Tunceli'de, ilkokuldayken öğretmeninin yönlendirmesiyle resim yapmaya başlayan Murat Ozan (42), doğal güzellikleri, yaban hayatı zenginliği ve endemik tür çeşitliliğiyle ön plana çıkan Munzur Vadisi Milli Parkı’ndan geçen Munzur Nehri kenarında özenle topladığı taşları tuval olarak kullanıyor.
İlkokuldayken öğretmeninin yönlendirmesiyle resim yapmaya başlayan Murat Ozan, geçen 30 senede yeteneğini geliştirip, sanat çalışmalarına ağırlık verdi. Zamanının çoğunu İnönü Mahallesi'ndeki evinin atölyesinde geçiren Ozan, günün belirli saatlerinde doğal güzellikleri, yaban hayatı zenginliği ve endemik tür çeşitliliğiyle ön plana çıkan Munzur Vadisi Milli Parkı’ndan geçen Munzur Nehri’nden elde ettiği taş parçalarını tuval olarak kullanmaya başladı. Seçtiği açık renkli ve parlak sal taşlarına Munzur Nehri, yaban keçisi, ters lale motifi, köy yaşantısı ve doğa manzaralarını resmeden Murat Ozan, eserlerini kent merkezindeki standında satışa sunuyor.
‘TAŞLARI BOYAMA FİKRİ KENDİLİĞİNDEN OLUŞTU’

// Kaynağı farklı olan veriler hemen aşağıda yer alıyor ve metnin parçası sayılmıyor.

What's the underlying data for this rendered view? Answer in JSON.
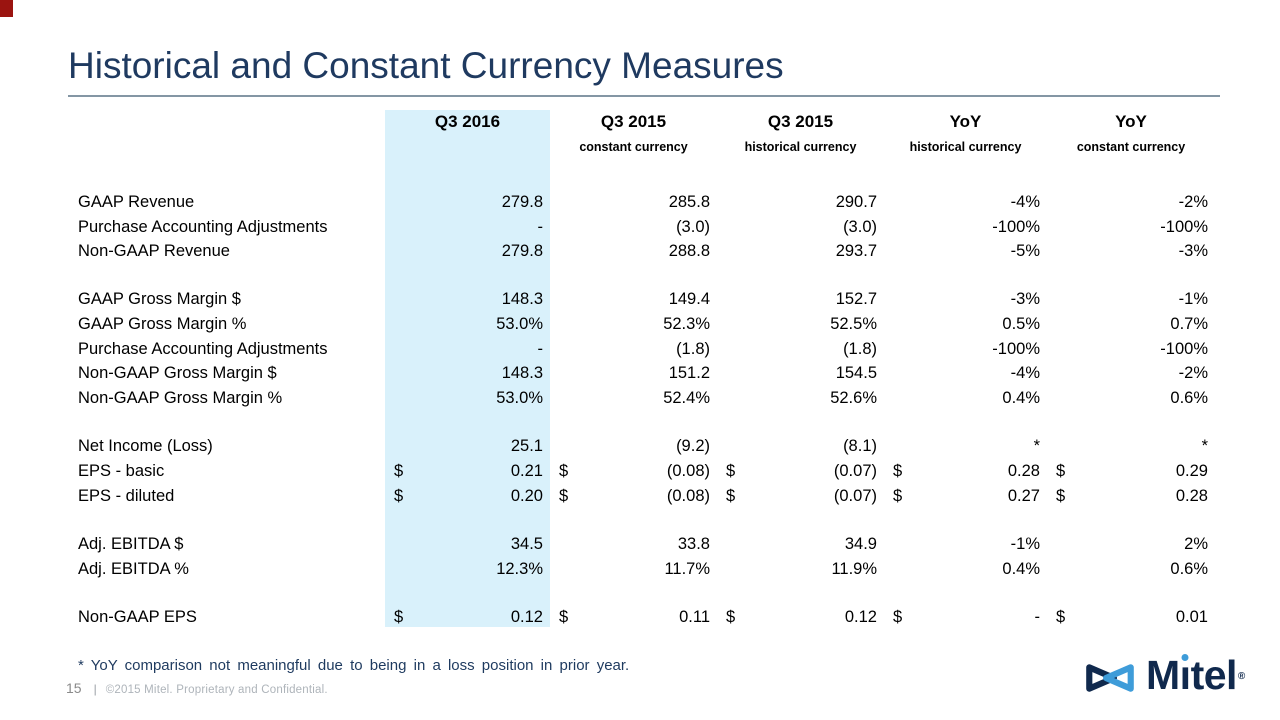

Taşları tuval olarak kullanma fikrinin Munzur Nehri kenarında resim çizerken oluştuğunu belirten Ozan, “Çocukluğumdan beri resim yapıyorum, hep içimde vardı bu sanat aşkı. İlkokul ve liseden beri devam etti. İlerleyen zamanlarda tuvalin üstüne, kağıdın üstüne resim yapmaya başladım. Zamanla daha da ilerlemeye başladı. Çalışıp emek verdikçe insan daha da ileri gidiyor. Çalıştıkça daha ileri ve farklı şeyler keşfediyor. Bu keşiflerden bir tanesi de Munzur taşları oldu. Munzur taşlarını boyama kararı kendiliğinden oldu. Su kenarlarında doğayı resmederken, taşlara baktım nasıl olabileceğine kafa yordum. Deneme yanılma yoluyla birkaç tane resim yaptıktan sonra güzel bir şey olduğunu fark ettim ve halen bu taşlarla devam ediyorum. Munzur taşlarıyla devam ediyorum ama tuvale de resim yapmaya devam ediyorum. Munzur, bizim yöremizin değeri olduğu için ayrı bir güzellik katıyor. Munzur Vadisi'ne geldikten sonra her tarafta belirli taşlar yok. Bazı taşların resimsel özelliği taşıması gerekiyor. Her taşın zemin ve engebe farklı olduğu için her resmin bir taş üstünde ayrı bir konusu oluyor. Tablo gibi taş olması gerekiyor bu taşların, Munzur’da da bu taşları bulmak mümkün oluyor. Bazı yerlerde buluyorum ve Munzur manzaralarını, bu taşlara yansıtıyorum” dedi.
‘DOĞAYI TAŞLARA RESMETMEK AYRI BİR DUYGU’
İçinde bulunduğu ve gördüğü doğal güzellikleri taşlara resmetmenin ayrı bir duygu olduğunu ifade eden Murat Ozan, “Bazen Munzur kıyısına geldiğim zaman suya girmek zorunda kalıyorum. Bazı taşlar yani suyun içindeki taşlar daha parlak ve cilalanmış gibi oluyor bunları sudan çıkartmak zorunda kalıyorum. Sel geldiği zaman da bazı taşları anlık getirmiş oluyor. Bu yüzden o güzel taşları o anda bulmak gerekiyor. Taşları, Munzur suyunda bulduktan sonra o anda o doğayı taşlara resmetmek ayrı bir duygu, o ışığı ve gölgeyi vermek ayrı bir güzel. Detayları ise atölyemde çalışıyorum. Ama o doğada o taşı bulduktan hemen sonra çalışmak ayrı bir zevk, ayrı bir his oluyor. Yaptığım ürünleri Çarşı merkezindeki standımda sergiliyorum. Gurbette olan Dersimliler bunlara çok güzel rağbet gösteriyor. Ve hasret çeken insanlar bu taşları bulundukları ülkeye götürdükleri zaman onlar için daha farklı bir anlam kazanıyor. Bazen kendi yüklerinden ve eşyalarından feragat ederek, üstüne resmettiğim taşları kendilerinde götürüyorlar” diye konuştu.